We can run tests on the same GPU: once using NVIDIA® CUDA™ native, and once using Coriander, and compare the execution times
Scenario | Coriander | NVIDIA® CUDA™ native |
---|---|---|
linear_regression.py | 0.21s | 0.07s |
logistic_regression.py | 9.5s | 3.7s |
multilayer_perceptron.py | 15.8s | 15.1s |
recurrent_network.py | 0.84s | 0.23s |
dynamic_rnn.py | 0.9s | 0.23s |
bidirectional_rnn.py | 0.9s | 0.24s |
We can see that:
- for multilayer_perceptron.py, epoch time is comparable between Coriander and NVIDIA® CUDA™, using the same GPU
- for the recurrent networks, Coriander is around 4 times slower than using NVIDIA® CUDA™ directly.
Coriander writes the kernels to OpenCL at runtime, and compiles them on-the-fly. This means the first iteration will take longer.
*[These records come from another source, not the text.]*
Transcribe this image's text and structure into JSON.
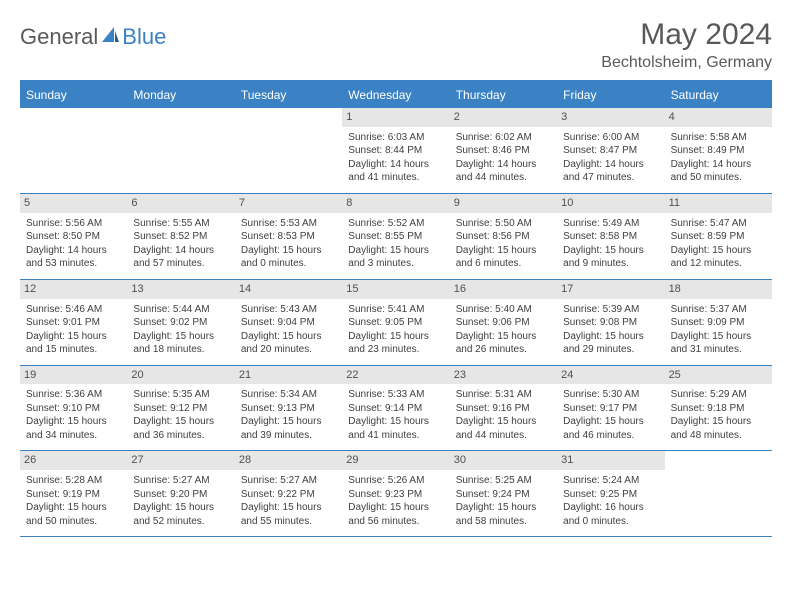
{
  "brand": {
    "part1": "General",
    "part2": "Blue",
    "color1": "#5a5a5a",
    "color2": "#3b82c4"
  },
  "title": "May 2024",
  "location": "Bechtolsheim, Germany",
  "header_bg": "#3b82c4",
  "header_fg": "#ffffff",
  "daynum_bg": "#e6e6e6",
  "border_color": "#3b82c4",
  "day_names": [
    "Sunday",
    "Monday",
    "Tuesday",
    "Wednesday",
    "Thursday",
    "Friday",
    "Saturday"
  ],
  "weeks": [
    [
      null,
      null,
      null,
      {
        "n": "1",
        "sr": "Sunrise: 6:03 AM",
        "ss": "Sunset: 8:44 PM",
        "dl1": "Daylight: 14 hours",
        "dl2": "and 41 minutes."
      },
      {
        "n": "2",
        "sr": "Sunrise: 6:02 AM",
        "ss": "Sunset: 8:46 PM",
        "dl1": "Daylight: 14 hours",
        "dl2": "and 44 minutes."
      },
      {
        "n": "3",
        "sr": "Sunrise: 6:00 AM",
        "ss": "Sunset: 8:47 PM",
        "dl1": "Daylight: 14 hours",
        "dl2": "and 47 minutes."
      },
      {
        "n": "4",
        "sr": "Sunrise: 5:58 AM",
        "ss": "Sunset: 8:49 PM",
        "dl1": "Daylight: 14 hours",
        "dl2": "and 50 minutes."
      }
    ],
    [
      {
        "n": "5",
        "sr": "Sunrise: 5:56 AM",
        "ss": "Sunset: 8:50 PM",
        "dl1": "Daylight: 14 hours",
        "dl2": "and 53 minutes."
      },
      {
        "n": "6",
        "sr": "Sunrise: 5:55 AM",
        "ss": "Sunset: 8:52 PM",
        "dl1": "Daylight: 14 hours",
        "dl2": "and 57 minutes."
      },
      {
        "n": "7",
        "sr": "Sunrise: 5:53 AM",
        "ss": "Sunset: 8:53 PM",
        "dl1": "Daylight: 15 hours",
        "dl2": "and 0 minutes."
      },
      {
        "n": "8",
        "sr": "Sunrise: 5:52 AM",
        "ss": "Sunset: 8:55 PM",
        "dl1": "Daylight: 15 hours",
        "dl2": "and 3 minutes."
      },
      {
        "n": "9",
        "sr": "Sunrise: 5:50 AM",
        "ss": "Sunset: 8:56 PM",
        "dl1": "Daylight: 15 hours",
        "dl2": "and 6 minutes."
      },
      {
        "n": "10",
        "sr": "Sunrise: 5:49 AM",
        "ss": "Sunset: 8:58 PM",
        "dl1": "Daylight: 15 hours",
        "dl2": "and 9 minutes."
      },
      {
        "n": "11",
        "sr": "Sunrise: 5:47 AM",
        "ss": "Sunset: 8:59 PM",
        "dl1": "Daylight: 15 hours",
        "dl2": "and 12 minutes."
      }
    ],
    [
      {
        "n": "12",
        "sr": "Sunrise: 5:46 AM",
        "ss": "Sunset: 9:01 PM",
        "dl1": "Daylight: 15 hours",
        "dl2": "and 15 minutes."
      },
      {
        "n": "13",
        "sr": "Sunrise: 5:44 AM",
        "ss": "Sunset: 9:02 PM",
        "dl1": "Daylight: 15 hours",
        "dl2": "and 18 minutes."
      },
      {
        "n": "14",
        "sr": "Sunrise: 5:43 AM",
        "ss": "Sunset: 9:04 PM",
        "dl1": "Daylight: 15 hours",
        "dl2": "and 20 minutes."
      },
      {
        "n": "15",
        "sr": "Sunrise: 5:41 AM",
        "ss": "Sunset: 9:05 PM",
        "dl1": "Daylight: 15 hours",
        "dl2": "and 23 minutes."
      },
      {
        "n": "16",
        "sr": "Sunrise: 5:40 AM",
        "ss": "Sunset: 9:06 PM",
        "dl1": "Daylight: 15 hours",
        "dl2": "and 26 minutes."
      },
      {
        "n": "17",
        "sr": "Sunrise: 5:39 AM",
        "ss": "Sunset: 9:08 PM",
        "dl1": "Daylight: 15 hours",
        "dl2": "and 29 minutes."
      },
      {
        "n": "18",
        "sr": "Sunrise: 5:37 AM",
        "ss": "Sunset: 9:09 PM",
        "dl1": "Daylight: 15 hours",
        "dl2": "and 31 minutes."
      }
    ],
    [
      {
        "n": "19",
        "sr": "Sunrise: 5:36 AM",
        "ss": "Sunset: 9:10 PM",
        "dl1": "Daylight: 15 hours",
        "dl2": "and 34 minutes."
      },
      {
        "n": "20",
        "sr": "Sunrise: 5:35 AM",
        "ss": "Sunset: 9:12 PM",
        "dl1": "Daylight: 15 hours",
        "dl2": "and 36 minutes."
      },
      {
        "n": "21",
        "sr": "Sunrise: 5:34 AM",
        "ss": "Sunset: 9:13 PM",
        "dl1": "Daylight: 15 hours",
        "dl2": "and 39 minutes."
      },
      {
        "n": "22",
        "sr": "Sunrise: 5:33 AM",
        "ss": "Sunset: 9:14 PM",
        "dl1": "Daylight: 15 hours",
        "dl2": "and 41 minutes."
      },
      {
        "n": "23",
        "sr": "Sunrise: 5:31 AM",
        "ss": "Sunset: 9:16 PM",
        "dl1": "Daylight: 15 hours",
        "dl2": "and 44 minutes."
      },
      {
        "n": "24",
        "sr": "Sunrise: 5:30 AM",
        "ss": "Sunset: 9:17 PM",
        "dl1": "Daylight: 15 hours",
        "dl2": "and 46 minutes."
      },
      {
        "n": "25",
        "sr": "Sunrise: 5:29 AM",
        "ss": "Sunset: 9:18 PM",
        "dl1": "Daylight: 15 hours",
        "dl2": "and 48 minutes."
      }
    ],
    [
      {
        "n": "26",
        "sr": "Sunrise: 5:28 AM",
        "ss": "Sunset: 9:19 PM",
        "dl1": "Daylight: 15 hours",
        "dl2": "and 50 minutes."
      },
      {
        "n": "27",
        "sr": "Sunrise: 5:27 AM",
        "ss": "Sunset: 9:20 PM",
        "dl1": "Daylight: 15 hours",
        "dl2": "and 52 minutes."
      },
      {
        "n": "28",
        "sr": "Sunrise: 5:27 AM",
        "ss": "Sunset: 9:22 PM",
        "dl1": "Daylight: 15 hours",
        "dl2": "and 55 minutes."
      },
      {
        "n": "29",
        "sr": "Sunrise: 5:26 AM",
        "ss": "Sunset: 9:23 PM",
        "dl1": "Daylight: 15 hours",
        "dl2": "and 56 minutes."
      },
      {
        "n": "30",
        "sr": "Sunrise: 5:25 AM",
        "ss": "Sunset: 9:24 PM",
        "dl1": "Daylight: 15 hours",
        "dl2": "and 58 minutes."
      },
      {
        "n": "31",
        "sr": "Sunrise: 5:24 AM",
        "ss": "Sunset: 9:25 PM",
        "dl1": "Daylight: 16 hours",
        "dl2": "and 0 minutes."
      },
      null
    ]
  ]
}
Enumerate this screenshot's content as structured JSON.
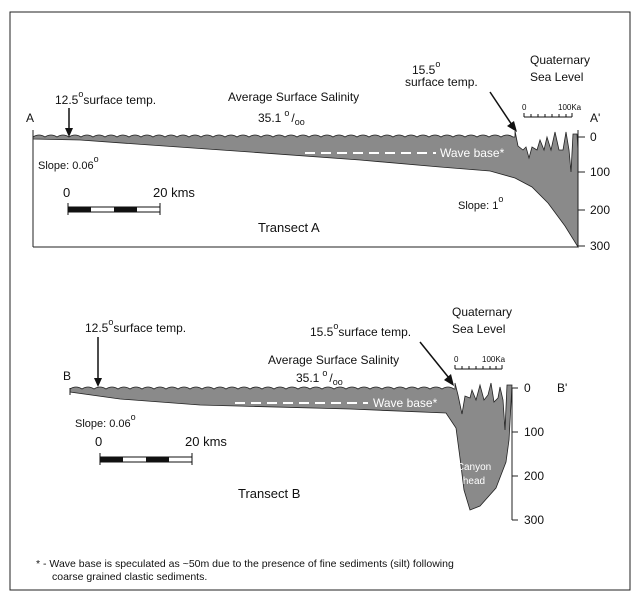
{
  "transect_a": {
    "title": "Transect A",
    "start_label": "A",
    "end_label": "A'",
    "left_temp": {
      "value": "12.5",
      "degree": "o",
      "label": "surface temp."
    },
    "right_temp": {
      "value": "15.5",
      "degree": "o",
      "label": "surface temp."
    },
    "salinity": {
      "label": "Average Surface Salinity",
      "value": "35.1",
      "unit_top": "o",
      "unit_slash": "/",
      "unit_bottom": "oo"
    },
    "sea_level": {
      "title_line1": "Quaternary",
      "title_line2": "Sea Level",
      "scale_start": "0",
      "scale_end": "100Ka"
    },
    "wave_base": "Wave base*",
    "left_slope": {
      "label": "Slope: 0.06",
      "degree": "o"
    },
    "right_slope": {
      "label": "Slope: 1",
      "degree": "o"
    },
    "scale": {
      "start": "0",
      "end": "20 kms"
    },
    "depth_ticks": [
      "0",
      "100",
      "200",
      "300"
    ]
  },
  "transect_b": {
    "title": "Transect B",
    "start_label": "B",
    "end_label": "B'",
    "left_temp": {
      "value": "12.5",
      "degree": "o",
      "label": "surface temp."
    },
    "right_temp": {
      "value": "15.5",
      "degree": "o",
      "label": "surface temp."
    },
    "salinity": {
      "label": "Average Surface Salinity",
      "value": "35.1",
      "unit_top": "o",
      "unit_slash": "/",
      "unit_bottom": "oo"
    },
    "sea_level": {
      "title_line1": "Quaternary",
      "title_line2": "Sea Level",
      "scale_start": "0",
      "scale_end": "100Ka"
    },
    "wave_base": "Wave base*",
    "left_slope": {
      "label": "Slope: 0.06",
      "degree": "o"
    },
    "canyon_label": [
      "Canyon",
      "head"
    ],
    "scale": {
      "start": "0",
      "end": "20 kms"
    },
    "depth_ticks": [
      "0",
      "100",
      "200",
      "300"
    ]
  },
  "footnote": [
    "* - Wave base is speculated as ~50m due to the presence of fine sediments (silt) following",
    "coarse grained clastic sediments."
  ]
}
Here is the increase in execution time for the first iteration:
Scenario | Kernel generation/compile time |
---|---|
linear_regression.py | 0.13s |
logistic_regression.py | 0.9s |
multilayer_perceptron.py | ~0s |
recurrent_network.py | 1.9s |
dynamic_rnn.py | 3.7s |
bidirectional_rnn.py | 2.1s |